Tetapi persoalan yang sepele tersebut menjadi seolah penting manakala wartawan membingkai persoalan ini menjadi persoalan “kepicikan” kalangan Dewan dan kelayakan sebuah SK Bupati. Hal ini nampak dari lead berita,
“Bergantinya Bupati dimanfaatkan kalangan DPRD Nganjuk. Mereka meminta surat keputusan (SK) Bupati yang mengatur standar biaya perjalanan dinas dewan ditinjau karena dianggap menyulitkan dan merugikan”.
Kalimat pertama dalam lead berita jelas merupakan opini wartawan. Kalimat kedua ternyata bertentangan dengan tubuh berita yang menyatakan bahwa SK Bupati yang dimaksud telah menetapkan standar biaya perjalanan dinas dewan disamakan dengan standar untuk PNS golongan IV. Alih-alih Jawa Pos menuliskan bahwasannya SK itu tidak bertentangan dengan Peraturan Menteri Keuangan RI, tetapi malah menuliskan pada kolom kedua baris ke 22 sbb,
“…pada prakteknya, setwan menyamakan dewan dengan PNS yang lain.
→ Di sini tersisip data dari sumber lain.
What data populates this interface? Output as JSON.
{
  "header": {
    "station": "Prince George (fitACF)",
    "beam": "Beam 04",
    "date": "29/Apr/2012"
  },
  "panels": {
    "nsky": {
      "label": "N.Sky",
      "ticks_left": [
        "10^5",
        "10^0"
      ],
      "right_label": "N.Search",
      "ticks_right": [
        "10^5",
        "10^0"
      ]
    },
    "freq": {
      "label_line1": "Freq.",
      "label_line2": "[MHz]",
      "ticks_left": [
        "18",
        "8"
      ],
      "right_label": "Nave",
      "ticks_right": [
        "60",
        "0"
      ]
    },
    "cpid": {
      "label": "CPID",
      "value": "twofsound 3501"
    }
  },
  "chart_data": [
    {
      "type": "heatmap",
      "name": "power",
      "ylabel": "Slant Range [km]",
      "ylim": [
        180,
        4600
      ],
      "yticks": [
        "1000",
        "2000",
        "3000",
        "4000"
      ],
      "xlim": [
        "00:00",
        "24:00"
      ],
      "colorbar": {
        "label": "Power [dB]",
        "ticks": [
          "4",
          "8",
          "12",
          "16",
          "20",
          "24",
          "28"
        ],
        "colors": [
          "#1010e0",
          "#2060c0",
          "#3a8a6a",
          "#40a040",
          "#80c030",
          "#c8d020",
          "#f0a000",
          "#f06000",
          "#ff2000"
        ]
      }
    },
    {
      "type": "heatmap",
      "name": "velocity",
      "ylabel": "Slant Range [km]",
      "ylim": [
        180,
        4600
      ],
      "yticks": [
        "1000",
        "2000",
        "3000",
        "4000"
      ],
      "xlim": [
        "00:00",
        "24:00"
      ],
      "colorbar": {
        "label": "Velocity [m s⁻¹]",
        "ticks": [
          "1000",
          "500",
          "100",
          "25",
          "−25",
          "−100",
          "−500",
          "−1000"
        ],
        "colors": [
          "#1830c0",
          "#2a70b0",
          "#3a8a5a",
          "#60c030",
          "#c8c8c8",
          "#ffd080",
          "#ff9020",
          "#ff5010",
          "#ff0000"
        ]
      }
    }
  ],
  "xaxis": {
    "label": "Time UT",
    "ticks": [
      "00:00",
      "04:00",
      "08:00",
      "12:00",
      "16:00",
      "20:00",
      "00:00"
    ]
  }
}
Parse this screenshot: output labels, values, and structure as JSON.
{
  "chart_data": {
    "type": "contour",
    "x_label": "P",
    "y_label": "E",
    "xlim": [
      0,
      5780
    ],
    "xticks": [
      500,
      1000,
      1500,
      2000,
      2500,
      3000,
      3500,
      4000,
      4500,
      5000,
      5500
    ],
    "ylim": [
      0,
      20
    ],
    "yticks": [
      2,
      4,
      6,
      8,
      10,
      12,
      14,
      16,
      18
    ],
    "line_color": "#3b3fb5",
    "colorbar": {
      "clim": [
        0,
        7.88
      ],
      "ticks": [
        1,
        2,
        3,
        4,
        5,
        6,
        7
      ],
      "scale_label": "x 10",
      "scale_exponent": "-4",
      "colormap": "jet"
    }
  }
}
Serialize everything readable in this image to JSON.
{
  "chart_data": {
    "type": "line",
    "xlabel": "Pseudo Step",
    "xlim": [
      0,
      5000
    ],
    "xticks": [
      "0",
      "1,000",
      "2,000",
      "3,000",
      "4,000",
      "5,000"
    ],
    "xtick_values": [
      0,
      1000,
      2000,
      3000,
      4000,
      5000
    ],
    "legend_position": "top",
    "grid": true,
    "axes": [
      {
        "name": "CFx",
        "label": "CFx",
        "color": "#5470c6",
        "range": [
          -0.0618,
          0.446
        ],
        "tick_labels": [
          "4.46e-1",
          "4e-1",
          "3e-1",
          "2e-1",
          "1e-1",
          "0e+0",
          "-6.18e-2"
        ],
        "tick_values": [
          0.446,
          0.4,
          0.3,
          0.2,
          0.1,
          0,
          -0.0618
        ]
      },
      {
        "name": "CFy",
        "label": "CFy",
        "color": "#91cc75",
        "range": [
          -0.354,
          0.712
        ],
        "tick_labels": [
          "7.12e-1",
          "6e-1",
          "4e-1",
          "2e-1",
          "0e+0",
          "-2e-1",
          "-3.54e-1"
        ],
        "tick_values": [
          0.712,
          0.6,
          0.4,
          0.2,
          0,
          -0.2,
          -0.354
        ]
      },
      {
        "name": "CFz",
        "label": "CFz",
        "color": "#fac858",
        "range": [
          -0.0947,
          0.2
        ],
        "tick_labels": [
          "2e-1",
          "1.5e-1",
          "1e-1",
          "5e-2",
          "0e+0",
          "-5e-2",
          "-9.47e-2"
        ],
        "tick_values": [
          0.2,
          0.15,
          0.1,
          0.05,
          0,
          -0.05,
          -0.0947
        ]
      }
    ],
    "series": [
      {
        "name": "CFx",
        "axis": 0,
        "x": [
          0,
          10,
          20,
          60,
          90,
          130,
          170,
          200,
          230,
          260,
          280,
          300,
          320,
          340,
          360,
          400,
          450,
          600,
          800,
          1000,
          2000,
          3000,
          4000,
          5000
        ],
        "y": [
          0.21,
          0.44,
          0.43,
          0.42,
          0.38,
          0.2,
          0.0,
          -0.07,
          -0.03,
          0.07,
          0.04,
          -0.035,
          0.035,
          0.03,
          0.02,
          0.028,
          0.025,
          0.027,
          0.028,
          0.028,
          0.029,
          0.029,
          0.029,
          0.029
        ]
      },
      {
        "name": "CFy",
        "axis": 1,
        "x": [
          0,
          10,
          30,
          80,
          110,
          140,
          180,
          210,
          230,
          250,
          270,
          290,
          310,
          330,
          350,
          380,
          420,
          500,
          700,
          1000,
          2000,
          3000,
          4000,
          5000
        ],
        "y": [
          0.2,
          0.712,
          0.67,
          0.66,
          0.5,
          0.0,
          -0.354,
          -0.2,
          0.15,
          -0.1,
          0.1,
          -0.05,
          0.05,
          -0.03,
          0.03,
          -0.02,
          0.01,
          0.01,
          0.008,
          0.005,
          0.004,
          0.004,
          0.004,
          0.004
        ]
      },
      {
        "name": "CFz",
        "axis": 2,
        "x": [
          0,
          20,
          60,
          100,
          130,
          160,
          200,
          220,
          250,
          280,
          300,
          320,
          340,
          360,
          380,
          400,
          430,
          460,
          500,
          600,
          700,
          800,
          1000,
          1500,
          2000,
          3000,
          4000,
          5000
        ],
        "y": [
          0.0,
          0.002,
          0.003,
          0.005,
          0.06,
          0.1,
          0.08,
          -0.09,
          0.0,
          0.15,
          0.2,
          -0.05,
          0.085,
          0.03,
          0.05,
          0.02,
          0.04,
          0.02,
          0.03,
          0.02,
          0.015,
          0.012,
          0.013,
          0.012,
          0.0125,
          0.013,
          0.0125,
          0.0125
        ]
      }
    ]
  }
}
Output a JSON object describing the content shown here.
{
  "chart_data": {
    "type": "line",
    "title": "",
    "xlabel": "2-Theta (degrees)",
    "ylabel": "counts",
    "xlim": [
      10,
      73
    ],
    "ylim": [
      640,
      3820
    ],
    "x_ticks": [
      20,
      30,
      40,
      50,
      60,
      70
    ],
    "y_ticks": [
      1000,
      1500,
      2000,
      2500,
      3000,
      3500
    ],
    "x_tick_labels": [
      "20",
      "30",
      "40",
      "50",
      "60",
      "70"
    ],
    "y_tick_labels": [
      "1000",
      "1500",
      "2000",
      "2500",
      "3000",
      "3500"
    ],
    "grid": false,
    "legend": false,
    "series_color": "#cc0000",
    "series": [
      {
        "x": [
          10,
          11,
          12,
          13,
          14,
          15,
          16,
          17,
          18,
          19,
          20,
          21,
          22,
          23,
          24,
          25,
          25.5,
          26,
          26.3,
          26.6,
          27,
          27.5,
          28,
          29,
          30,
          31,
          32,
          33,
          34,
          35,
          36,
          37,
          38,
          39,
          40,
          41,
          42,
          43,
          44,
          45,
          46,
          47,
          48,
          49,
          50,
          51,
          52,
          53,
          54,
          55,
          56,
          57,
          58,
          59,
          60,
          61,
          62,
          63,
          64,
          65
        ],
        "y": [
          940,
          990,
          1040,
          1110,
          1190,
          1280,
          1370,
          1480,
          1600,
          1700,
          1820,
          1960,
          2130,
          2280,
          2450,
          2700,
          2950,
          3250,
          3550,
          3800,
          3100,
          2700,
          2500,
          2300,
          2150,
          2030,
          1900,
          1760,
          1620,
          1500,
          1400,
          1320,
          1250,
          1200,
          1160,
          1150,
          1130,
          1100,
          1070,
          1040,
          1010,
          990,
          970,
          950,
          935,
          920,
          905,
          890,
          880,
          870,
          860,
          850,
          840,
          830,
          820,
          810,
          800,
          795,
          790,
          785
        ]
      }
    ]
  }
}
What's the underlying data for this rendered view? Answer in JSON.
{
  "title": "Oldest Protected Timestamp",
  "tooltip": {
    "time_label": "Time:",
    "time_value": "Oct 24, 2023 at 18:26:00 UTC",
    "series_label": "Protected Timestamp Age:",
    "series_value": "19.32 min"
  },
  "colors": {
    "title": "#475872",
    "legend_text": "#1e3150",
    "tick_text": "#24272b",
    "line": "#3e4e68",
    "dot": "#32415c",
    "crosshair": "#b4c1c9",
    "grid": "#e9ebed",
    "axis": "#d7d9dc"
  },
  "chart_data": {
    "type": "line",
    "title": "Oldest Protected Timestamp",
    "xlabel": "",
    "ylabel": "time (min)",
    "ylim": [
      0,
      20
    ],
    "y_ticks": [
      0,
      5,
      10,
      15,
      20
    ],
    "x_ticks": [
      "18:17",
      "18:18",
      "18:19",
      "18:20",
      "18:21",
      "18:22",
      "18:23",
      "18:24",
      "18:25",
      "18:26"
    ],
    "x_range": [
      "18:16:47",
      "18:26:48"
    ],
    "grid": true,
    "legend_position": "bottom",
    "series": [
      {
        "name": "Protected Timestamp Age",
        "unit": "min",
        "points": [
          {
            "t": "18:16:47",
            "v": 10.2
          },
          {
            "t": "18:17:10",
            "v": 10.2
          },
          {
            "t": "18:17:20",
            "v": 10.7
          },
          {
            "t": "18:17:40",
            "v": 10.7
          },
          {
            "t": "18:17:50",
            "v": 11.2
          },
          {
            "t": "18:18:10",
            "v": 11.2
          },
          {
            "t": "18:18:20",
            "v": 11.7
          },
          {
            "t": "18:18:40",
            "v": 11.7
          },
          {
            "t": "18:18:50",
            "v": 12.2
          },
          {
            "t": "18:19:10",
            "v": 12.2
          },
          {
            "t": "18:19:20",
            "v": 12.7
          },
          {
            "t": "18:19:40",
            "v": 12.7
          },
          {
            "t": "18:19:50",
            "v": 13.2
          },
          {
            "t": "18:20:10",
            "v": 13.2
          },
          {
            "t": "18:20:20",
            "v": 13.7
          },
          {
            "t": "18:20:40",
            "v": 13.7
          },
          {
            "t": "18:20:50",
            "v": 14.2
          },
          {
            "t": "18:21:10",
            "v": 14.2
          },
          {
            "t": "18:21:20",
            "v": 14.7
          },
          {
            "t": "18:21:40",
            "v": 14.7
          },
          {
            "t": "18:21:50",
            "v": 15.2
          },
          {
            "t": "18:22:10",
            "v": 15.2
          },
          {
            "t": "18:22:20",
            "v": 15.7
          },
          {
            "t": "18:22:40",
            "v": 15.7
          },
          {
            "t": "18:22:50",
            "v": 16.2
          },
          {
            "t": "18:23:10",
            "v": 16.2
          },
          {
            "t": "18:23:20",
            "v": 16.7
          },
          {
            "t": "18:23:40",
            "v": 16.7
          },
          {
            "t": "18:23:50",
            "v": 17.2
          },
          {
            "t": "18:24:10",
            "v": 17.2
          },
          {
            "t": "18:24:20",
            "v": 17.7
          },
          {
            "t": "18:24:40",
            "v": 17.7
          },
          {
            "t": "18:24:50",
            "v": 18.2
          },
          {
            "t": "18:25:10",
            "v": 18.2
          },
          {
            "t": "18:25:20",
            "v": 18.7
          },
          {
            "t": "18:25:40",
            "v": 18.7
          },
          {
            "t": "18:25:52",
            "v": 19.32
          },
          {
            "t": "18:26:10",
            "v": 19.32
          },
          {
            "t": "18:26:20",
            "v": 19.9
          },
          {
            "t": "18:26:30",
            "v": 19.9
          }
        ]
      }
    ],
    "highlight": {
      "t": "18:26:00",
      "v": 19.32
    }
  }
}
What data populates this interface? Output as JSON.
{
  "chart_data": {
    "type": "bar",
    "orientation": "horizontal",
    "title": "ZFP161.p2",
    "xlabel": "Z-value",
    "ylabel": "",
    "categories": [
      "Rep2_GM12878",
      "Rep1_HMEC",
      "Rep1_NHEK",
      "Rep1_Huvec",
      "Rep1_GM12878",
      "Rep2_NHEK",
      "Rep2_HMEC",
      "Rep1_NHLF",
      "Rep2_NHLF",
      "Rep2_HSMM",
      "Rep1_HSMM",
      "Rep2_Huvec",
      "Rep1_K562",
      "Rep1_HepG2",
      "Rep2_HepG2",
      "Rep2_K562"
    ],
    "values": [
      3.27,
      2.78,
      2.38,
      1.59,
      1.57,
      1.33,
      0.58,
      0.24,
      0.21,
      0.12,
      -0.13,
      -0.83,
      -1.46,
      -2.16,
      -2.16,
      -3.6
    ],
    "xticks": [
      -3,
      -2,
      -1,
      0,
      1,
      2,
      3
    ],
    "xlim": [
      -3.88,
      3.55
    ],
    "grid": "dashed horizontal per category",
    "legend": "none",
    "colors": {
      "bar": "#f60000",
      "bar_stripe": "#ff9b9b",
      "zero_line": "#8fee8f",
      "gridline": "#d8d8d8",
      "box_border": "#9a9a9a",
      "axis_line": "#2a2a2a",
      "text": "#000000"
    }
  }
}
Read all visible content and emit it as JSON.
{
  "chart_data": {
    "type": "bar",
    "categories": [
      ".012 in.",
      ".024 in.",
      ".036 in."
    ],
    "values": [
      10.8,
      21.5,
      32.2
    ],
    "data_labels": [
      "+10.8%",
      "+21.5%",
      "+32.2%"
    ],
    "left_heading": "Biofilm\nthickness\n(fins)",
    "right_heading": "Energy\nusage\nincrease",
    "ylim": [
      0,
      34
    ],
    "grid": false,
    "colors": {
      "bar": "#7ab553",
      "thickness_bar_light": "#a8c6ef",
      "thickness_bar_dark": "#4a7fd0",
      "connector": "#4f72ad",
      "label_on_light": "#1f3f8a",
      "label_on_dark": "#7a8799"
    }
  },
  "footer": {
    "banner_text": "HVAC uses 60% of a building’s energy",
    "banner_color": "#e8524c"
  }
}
Karena itu pula, dalam rapat paripurna Rabu lalu, dewan meminta Sekkab Soemarlan melakukan pembinaan kepada stafnya di setwan”.
Nah, tubuh berita menjelaskan bahwa faktanya adalah soal praktek kebiasaan Setwan. Jadi judul dan lead berita sangat tidak sesuai dengan fakta.
Berita tersebut juga memberi kesan sumber berita- yaitu Sobari sebagai orang yang tidak konsisten dan tidak memahami sebuah peraturan. Disisi satu menyatakan persoalannya adalah perilaku Setwan, namun disisi lain menyalahkan SK Bupati.
Berita JP yang dikemas oleh dea/jppn/end menurut saya telah melakukan pembelokan fakta sbb:
- Judul dan lead menggiring kepada opini negatif pada Kalangan dan Lembaga DPRD Nganjuk..
- Lead juga menggiring kepada opini ketidaklayakan SK Bupati Nganjuk.
- Persoalan sepele digiring menjadi persoalan publik. Persoalannya hanyalah soal perlunya Sekda melakukan pembinaan kepada setwan yang menetapkan angka biaya dinas.
- Tidak ada cover both side dengan meminta penjelasan/keterangan dari Setwan.
- Memberi kesan negatif tentang sumber berita.
para member konsumen harus hati-hati membaca berita. Begitu pula para sumber berita baik perorangan maupun sebuah lembaga harus hati-hati membuat pernyataan untuk publik dan media. Masih ada wartawan dan atau media yang tidak profesional dan memiliki maksud tersembunyi (hidden agenda) melalui konstruksi berita-beritanya. Perlu memahami kaidah jurnalistik sebelum kita menjadi pembaca dan menjadi sumber berita.